Looking forward to tomorrow: the software evolution track and the European projects track featuring some meaty FLOSS stuff as well as yet more evolution.

CSMR – Day 1

CSMR 2009Guten tag.

How embarrassing. The weather in Kaiserslautern is bad, I’m an Englishman…. and I don’t have an umbrella.

But at least the Fraunhofer IESE Centre is a wonderful environment. Which leads me to quickly express my admiration of the German approach to technical research and development. Briefly, there are four “actors” in their setup: the universities and industry, which scarcely need elaborating on, are two of them. The other two exist in-between these other players. The Max-Planck institutes are outlets of basic research funded mostly by the state. The Fraunhofer institutes are centres of applied science that are mostly funded by contract work. Look them up to learn more.

Onto the conference itself. Today, the keynote was delivered by Dieter Rombach. He argued that when software engineering is being taught, too scientific an approach is taken, and also that people are not sufficiently versed in software engineering principles.

Many maintenance tasks, he argues, are able to be anticipated, and yet they are not prepared for. For example, if you develop software that is dependent upon the CPU, why should you not develop it in a way that makes it as simple as possible to adapt to a new CPU? When developers in the 1960’s and 1970’s developed systems and saved a few bytes by storing the year as two digits, their systems broke when the year 2000 arrived: the shame is, not on them for anticipating it, but on us for not learning from their mistakes.

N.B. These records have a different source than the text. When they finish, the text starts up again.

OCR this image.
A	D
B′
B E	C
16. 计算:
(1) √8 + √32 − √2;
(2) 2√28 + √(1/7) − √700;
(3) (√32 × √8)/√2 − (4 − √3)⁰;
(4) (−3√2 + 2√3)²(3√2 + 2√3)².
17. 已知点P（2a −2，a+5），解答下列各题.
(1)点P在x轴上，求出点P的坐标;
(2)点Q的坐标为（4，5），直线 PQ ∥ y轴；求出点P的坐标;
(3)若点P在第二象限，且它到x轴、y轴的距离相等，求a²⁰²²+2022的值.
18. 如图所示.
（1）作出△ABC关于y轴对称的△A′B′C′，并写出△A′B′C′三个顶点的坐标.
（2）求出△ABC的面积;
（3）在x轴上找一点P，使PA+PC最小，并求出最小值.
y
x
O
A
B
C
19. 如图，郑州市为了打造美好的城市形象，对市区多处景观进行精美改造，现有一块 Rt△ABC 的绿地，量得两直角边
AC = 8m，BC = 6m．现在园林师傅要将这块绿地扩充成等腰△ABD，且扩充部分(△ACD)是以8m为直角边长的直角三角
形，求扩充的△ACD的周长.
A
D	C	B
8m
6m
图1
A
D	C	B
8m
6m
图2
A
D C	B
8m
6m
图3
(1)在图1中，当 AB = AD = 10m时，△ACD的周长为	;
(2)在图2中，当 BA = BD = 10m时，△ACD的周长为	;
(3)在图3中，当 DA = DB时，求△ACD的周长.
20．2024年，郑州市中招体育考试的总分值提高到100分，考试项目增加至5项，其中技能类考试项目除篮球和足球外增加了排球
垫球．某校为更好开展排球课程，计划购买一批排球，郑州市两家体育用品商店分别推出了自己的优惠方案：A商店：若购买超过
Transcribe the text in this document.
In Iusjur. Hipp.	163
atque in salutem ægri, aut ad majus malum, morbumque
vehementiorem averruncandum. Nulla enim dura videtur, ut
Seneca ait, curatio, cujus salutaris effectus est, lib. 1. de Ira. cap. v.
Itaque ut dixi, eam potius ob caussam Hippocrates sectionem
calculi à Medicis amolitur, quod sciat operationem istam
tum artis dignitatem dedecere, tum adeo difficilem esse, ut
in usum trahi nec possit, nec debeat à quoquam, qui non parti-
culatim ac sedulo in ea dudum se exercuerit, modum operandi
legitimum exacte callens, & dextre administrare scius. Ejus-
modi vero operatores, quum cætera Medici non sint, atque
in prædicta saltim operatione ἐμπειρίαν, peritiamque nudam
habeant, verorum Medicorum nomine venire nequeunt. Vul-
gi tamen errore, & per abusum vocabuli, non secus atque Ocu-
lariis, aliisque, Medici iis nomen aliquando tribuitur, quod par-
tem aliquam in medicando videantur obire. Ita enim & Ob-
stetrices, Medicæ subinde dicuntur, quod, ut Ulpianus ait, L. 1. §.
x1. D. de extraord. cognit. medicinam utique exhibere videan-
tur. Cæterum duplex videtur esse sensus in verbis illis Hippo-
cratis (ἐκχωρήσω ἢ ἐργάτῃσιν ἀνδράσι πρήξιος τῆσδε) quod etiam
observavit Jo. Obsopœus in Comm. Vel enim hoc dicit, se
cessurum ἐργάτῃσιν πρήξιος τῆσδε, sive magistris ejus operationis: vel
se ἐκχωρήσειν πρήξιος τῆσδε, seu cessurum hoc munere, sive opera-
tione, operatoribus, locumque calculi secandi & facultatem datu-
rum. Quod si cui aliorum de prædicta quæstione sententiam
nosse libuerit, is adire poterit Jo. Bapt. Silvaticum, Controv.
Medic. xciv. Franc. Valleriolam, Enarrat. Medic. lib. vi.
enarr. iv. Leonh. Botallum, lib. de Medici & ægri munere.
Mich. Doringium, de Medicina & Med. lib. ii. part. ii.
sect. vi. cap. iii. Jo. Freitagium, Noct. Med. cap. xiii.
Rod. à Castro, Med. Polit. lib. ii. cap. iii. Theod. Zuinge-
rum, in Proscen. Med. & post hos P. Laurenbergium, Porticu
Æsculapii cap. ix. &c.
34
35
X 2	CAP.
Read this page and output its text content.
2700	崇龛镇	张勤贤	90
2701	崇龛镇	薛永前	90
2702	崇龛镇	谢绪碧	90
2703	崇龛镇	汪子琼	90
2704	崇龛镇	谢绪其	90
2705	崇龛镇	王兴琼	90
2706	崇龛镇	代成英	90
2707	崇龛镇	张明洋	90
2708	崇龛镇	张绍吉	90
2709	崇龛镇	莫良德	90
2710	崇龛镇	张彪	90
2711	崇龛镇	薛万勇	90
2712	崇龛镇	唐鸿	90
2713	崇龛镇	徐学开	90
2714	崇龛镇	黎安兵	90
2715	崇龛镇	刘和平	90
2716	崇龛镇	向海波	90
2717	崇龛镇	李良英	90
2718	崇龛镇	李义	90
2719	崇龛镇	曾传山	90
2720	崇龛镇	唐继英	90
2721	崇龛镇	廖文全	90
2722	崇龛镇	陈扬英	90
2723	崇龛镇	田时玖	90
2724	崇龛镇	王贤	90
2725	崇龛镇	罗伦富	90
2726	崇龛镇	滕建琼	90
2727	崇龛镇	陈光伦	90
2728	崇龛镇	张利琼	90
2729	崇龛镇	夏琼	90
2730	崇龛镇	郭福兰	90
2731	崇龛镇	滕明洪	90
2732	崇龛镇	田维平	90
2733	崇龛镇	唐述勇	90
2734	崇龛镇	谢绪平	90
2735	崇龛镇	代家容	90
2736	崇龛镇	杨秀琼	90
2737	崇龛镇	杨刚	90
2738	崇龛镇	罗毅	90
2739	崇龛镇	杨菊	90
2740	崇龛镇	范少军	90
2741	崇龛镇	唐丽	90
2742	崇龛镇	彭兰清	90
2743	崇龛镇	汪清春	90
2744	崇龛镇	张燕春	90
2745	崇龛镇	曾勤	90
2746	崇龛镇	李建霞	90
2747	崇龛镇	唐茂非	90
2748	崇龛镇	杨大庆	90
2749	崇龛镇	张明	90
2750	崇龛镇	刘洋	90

To prepare for maintenance, Rombach advocates these principles:

  • An adroit use of the fundamentals: e.g. divide and conquer, traceability
  • Use of software product lines
  • Empirically proven best practices

Also worth mentioning is Carola Lilienthal’s paper on analyzing large-scale architectures and suggestions for keeping their complexity under control. Her approach is to compare the intended architecture of the system (e.g. layered architecture) to the actual architecture derived from code analysis. By borrowing from cognitive psychology her paper proposes three aspects for architectural complexity to beĀ  applied: modularity, ordering (whether the relationships between elements form a directed, acyclic graph), and pattern conformity. A recommendation is made to begin with a reference architecture and progress to a layered architecture implementing the interfaces as the system grows.

Going to the CSMR Conference

CSMR 2009

This year’s European Conference on Software Maintenance and Reengineering is in Kaiserslautern, Germany. I’ll be there, but my fellow researchers in the Centre of Research on Open Source Software won’t because we’ve been accepted to so many different conferences we have to divide ourselves up because it’s the only way we can afford to attend them all. So for the benefit of my colleagues (and you, dear reader, if you so wish) I’ll try and find time to blog about the more notable presentations I see there.